Bitcoin’s extreme volatility this week has wiped out a significant amount of unrealized profits across the entire market.
Data from Glassnode showed that on Aug. 1, over 85% of Bitcoin’s circulating supply was in profit, reflecting a stable and enduring bullish sentiment as the price settled at around $65,000. However, as the price began declining over the past week, a huge chunk of this profitability was wiped away.
With Bitcoin dropping to below $50,000 on Aug. 5, the percentage of supply in profit fell to 71%, the lowest since October last year. Even though the price recovered to around $56,000 on Aug. 6, the supply in profit remains at just above 73%.
Both long-term and short-term holders saw a sharp increase in their supply held in loss.
On Aug. 1, STHs held 1.603 million BTC in loss, but this figure rose to 2.868 million on Aug. 5 before decreasing slightly to 2.804 million BTC the next day. This shows that over 1.2 million BTC was bought at prices higher than current market prices, and STHs are sitting on a significant amount of unrealized losses.

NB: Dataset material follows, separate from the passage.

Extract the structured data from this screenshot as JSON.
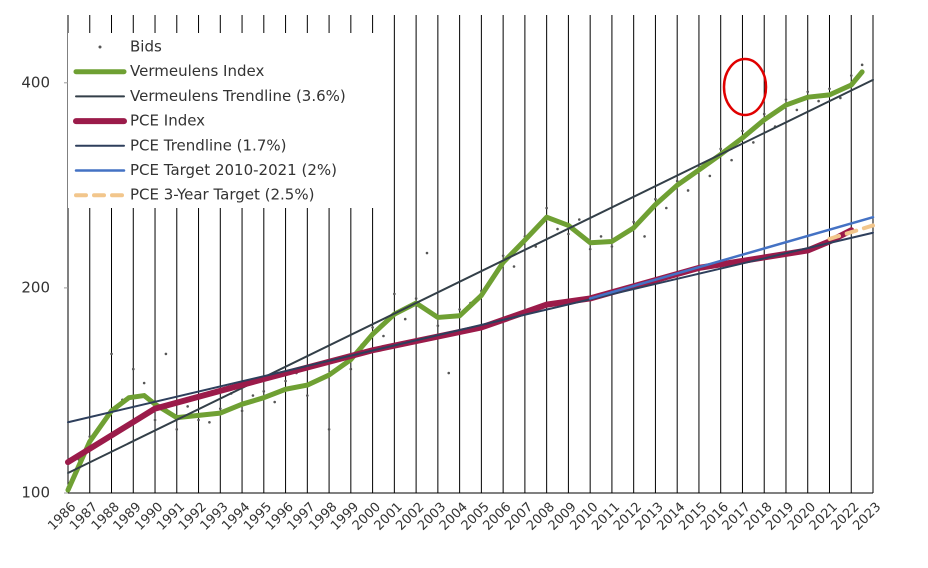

The short-term supply in profit plummeted as well. Between Aug. 1 and Aug. 5, the STH supply in profit fell from 1.490 million BTC to just 190,724 BTC, recovering slightly to 236,790 BTC on Aug. 6.
Long-term holders also saw losses, although significantly less pronounced than their STH counterparts. Long-term holder supply in profit decreased from 13.486 million BTC to 12.908 million BTC between Aug. 1 and Aug. 5.

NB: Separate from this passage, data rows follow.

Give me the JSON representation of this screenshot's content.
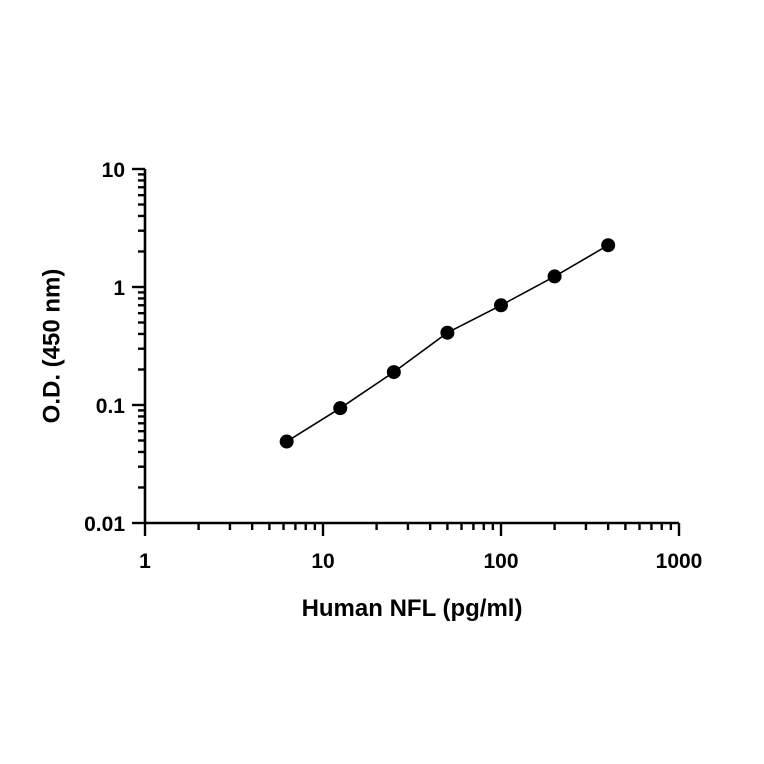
{
  "chart_data": {
    "type": "scatter",
    "xlabel": "Human NFL (pg/ml)",
    "ylabel": "O.D. (450 nm)",
    "x_scale": "log",
    "y_scale": "log",
    "xlim": [
      1,
      1000
    ],
    "ylim": [
      0.01,
      10
    ],
    "x_ticks": [
      {
        "value": 1,
        "label": "1"
      },
      {
        "value": 10,
        "label": "10"
      },
      {
        "value": 100,
        "label": "100"
      },
      {
        "value": 1000,
        "label": "1000"
      }
    ],
    "y_ticks": [
      {
        "value": 0.01,
        "label": "0.01"
      },
      {
        "value": 0.1,
        "label": "0.1"
      },
      {
        "value": 1,
        "label": "1"
      },
      {
        "value": 10,
        "label": "10"
      }
    ],
    "series": [
      {
        "x": [
          6.25,
          12.5,
          25,
          50,
          100,
          200,
          400
        ],
        "y": [
          0.049,
          0.094,
          0.19,
          0.41,
          0.7,
          1.23,
          2.26
        ]
      }
    ],
    "fit_line": true,
    "grid": false,
    "colors": {
      "marker": "#000000",
      "line": "#000000"
    }
  }
}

Meanwhile, long-term holder supply in loss grew 148,601 BTC on Aug. 1 to 760,521 BTC on Aug.5, decreasing slightly to 704,926 BTC on Aug. 6. This gradual increase indicates that even LTHs are not entirely insulated from market volatility, though their broader time horizon offers some cushion.
Looking at the entity-adjusted NUPL for long-term and short-term holders provides a clearer and more refined understanding of actual market profit and loss. Previous CryptoSlate analysis found that entity-adjusted metrics, especially NUPL, filter out non-economic transactions, which include internal transfers within the same entity.
These internal movements can distort traditional metrics by creating the false impression of heightened market activity or profit-taking, leading to an inaccurate representation of market sentiment.
The current data shows that the entity-adjusted LTH-NUPL has remained consistently above 0.5 throughout the year, reflecting a sustained belief among long-term holders in Bitcoin’s upward trajectory.
As of Aug. 6, LTH-NUPL stands at 0.625, indicating that long-term holders still have significant unrealized profits despite recent price fluctuations.
On the other hand, the entity-adjusted STH-NUPL saw significantly more volatility, dropping into negative territory in response to Bitcoin’s price drop. As of Aug. 6, STH-NUPL is at -0.111.
While short-term holders faced substantial unrealized losses and reacted more dramatically to price drops, long-term holders maintained a relatively stable outlook.